Wow- he was truly gorgeous!


----------



## tcww (Oct 3, 2007)

His previous owners also had a six-year old Lab they wanted euthanized for the same reason. He got adopted, too.

They also had a five-year old boy, and if I were him, I'd be worried!


----------



## mylissyk (Feb 25, 2007)

He truly is a beautiful dog. Bless you for giving him a loving home. I'm sure he's giving Murphy tips for keeping you in line!


----------



## BeauShel (May 20, 2007)

What a beautiful boy Triever is. He will jump in and give his advice to Murphy when he feels he needs to.


----------



## TheHooch (May 9, 2007)

What a gorgeous boy he was. Thanks for sharing him with us.


----------



## tcww (Oct 3, 2007)

Hooch:

You were up late!


----------



## maggie1951 (Apr 20, 2007)

What a lovely boy it makes your wonder what is up with people wanting to do that to such a wonderful dog.
Thanks for giving him a second chance in life.

Maggie


----------



## Bailey & Bentley (Feb 25, 2007)

Triever was such a stunning golden. Thank you for taking him in and giving him the best years of his life.


----------



## tcww (Oct 3, 2007)

When we adopted him he was 30 pounds overweight. Had to put him on a serious diet and exercise plan.

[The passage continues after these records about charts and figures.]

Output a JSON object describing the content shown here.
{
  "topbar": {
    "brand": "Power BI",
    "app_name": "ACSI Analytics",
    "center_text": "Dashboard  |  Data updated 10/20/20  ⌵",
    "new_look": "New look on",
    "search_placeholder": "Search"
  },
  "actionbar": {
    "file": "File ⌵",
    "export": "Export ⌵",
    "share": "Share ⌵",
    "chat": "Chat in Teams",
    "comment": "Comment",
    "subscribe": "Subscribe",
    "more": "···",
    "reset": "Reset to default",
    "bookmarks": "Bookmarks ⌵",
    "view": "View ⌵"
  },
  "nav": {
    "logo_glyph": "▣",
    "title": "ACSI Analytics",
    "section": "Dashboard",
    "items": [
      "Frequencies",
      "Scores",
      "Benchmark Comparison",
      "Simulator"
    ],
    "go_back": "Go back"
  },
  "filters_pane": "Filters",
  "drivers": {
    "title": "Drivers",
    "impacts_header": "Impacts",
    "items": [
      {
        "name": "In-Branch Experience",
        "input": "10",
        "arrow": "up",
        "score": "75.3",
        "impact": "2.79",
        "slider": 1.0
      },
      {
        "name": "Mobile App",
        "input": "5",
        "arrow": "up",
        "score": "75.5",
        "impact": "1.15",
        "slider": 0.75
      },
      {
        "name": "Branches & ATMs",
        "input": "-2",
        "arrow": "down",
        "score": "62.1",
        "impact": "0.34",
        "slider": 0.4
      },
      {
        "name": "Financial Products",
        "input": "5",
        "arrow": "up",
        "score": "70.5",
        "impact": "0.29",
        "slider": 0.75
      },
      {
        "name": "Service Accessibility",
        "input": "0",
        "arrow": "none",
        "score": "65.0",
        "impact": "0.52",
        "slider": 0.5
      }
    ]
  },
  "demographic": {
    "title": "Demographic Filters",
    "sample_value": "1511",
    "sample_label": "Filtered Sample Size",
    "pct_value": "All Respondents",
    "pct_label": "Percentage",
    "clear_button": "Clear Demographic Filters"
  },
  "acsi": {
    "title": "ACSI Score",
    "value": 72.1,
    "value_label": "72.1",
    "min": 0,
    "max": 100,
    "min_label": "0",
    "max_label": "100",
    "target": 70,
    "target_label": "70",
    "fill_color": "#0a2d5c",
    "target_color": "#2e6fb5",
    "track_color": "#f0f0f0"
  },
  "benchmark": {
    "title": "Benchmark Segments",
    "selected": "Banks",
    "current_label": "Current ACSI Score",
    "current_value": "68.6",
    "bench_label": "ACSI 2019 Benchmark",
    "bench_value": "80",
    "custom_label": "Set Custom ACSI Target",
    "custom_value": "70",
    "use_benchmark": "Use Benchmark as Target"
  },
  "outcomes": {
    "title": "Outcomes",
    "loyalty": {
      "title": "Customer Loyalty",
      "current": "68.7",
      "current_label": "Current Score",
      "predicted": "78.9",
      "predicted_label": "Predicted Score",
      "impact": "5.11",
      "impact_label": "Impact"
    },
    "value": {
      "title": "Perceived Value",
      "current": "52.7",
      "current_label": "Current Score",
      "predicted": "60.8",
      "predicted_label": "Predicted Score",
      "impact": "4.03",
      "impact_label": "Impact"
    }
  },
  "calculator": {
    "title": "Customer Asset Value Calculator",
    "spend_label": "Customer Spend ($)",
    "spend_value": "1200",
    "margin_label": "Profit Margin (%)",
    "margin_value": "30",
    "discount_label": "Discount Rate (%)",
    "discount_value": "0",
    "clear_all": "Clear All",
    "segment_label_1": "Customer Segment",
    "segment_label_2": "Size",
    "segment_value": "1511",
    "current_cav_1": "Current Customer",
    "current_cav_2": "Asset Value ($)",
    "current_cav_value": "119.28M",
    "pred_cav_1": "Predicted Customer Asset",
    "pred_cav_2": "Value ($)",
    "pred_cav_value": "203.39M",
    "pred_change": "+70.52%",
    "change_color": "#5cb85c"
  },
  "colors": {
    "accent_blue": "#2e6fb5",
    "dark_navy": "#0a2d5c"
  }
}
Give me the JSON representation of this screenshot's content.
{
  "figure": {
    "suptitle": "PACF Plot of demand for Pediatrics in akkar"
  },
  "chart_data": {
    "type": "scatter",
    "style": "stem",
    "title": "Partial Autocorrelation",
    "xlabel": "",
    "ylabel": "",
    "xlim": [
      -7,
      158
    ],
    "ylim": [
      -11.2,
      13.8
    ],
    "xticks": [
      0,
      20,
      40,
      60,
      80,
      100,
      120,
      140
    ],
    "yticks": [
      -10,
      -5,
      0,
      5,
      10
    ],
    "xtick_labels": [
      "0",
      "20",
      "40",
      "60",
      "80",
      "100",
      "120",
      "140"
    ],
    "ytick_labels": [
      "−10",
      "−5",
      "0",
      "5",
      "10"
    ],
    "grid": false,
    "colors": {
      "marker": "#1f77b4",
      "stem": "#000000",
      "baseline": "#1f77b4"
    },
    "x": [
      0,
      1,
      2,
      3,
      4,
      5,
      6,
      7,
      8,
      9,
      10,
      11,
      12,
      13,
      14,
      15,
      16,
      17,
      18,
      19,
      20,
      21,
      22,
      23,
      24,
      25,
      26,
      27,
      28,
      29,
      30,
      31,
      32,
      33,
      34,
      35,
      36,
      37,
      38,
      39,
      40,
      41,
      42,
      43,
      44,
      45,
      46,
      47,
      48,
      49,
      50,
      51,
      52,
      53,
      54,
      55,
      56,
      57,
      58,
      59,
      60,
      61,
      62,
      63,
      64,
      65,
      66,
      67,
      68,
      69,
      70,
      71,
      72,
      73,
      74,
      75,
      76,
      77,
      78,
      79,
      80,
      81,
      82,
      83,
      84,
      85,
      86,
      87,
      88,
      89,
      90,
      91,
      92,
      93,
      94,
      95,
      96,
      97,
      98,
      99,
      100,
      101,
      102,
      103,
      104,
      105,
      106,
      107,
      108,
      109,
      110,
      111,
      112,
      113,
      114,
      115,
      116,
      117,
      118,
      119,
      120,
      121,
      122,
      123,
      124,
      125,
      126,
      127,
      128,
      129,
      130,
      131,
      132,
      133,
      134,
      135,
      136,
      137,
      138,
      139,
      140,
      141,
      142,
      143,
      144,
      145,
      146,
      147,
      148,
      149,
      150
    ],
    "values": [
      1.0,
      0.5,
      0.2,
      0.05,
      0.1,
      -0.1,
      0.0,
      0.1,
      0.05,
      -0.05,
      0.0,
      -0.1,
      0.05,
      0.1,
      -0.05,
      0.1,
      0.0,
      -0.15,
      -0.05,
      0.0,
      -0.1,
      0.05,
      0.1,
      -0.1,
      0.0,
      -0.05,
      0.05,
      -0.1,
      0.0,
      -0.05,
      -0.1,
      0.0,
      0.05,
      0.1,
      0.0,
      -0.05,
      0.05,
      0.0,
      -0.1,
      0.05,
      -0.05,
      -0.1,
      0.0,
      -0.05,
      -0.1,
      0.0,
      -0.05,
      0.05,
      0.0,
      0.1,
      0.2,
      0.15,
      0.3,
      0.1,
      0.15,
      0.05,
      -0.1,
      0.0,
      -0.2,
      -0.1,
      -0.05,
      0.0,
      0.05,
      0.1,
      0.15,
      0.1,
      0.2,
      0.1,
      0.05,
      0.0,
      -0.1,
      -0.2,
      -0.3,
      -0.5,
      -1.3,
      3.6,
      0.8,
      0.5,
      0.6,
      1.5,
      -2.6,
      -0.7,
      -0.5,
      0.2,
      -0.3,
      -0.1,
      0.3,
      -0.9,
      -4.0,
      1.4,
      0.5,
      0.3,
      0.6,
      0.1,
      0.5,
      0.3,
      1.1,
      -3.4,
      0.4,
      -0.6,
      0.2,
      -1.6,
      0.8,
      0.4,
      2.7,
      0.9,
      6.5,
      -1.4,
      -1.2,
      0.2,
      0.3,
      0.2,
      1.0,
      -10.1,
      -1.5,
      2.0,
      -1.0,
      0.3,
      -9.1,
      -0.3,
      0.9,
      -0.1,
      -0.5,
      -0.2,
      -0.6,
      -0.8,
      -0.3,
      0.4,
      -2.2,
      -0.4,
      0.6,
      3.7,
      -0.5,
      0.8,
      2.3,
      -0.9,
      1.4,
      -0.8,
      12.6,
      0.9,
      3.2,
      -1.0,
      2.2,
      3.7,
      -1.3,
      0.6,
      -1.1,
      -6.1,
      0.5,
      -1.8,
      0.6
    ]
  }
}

Now if I would only do the same for myself!


----------



## Bailey & Bentley (Feb 25, 2007)

tcww said:


> When we adopted him he was 30 pounds overweight. Had to put him on a serious diet and exercise plan.
> 
> Now if I would only do the same for myself!


I don't think we take care of ourselves as well as we take care of our dogs! LOL.


----------



## goldensmum (Oct 23, 2007)

Some people! Still i am sure he had a wonderful life with you - he looked such a handsome boy


----------



## tcww (Oct 3, 2007)

Murphy has posted a number of "Uncle Triever's" pictures on his web site.


----------



## 3 goldens (Sep 30, 2005)

How lucky he was to have you adopt him that beautiful boy. We never forget them never stop loving them.


----------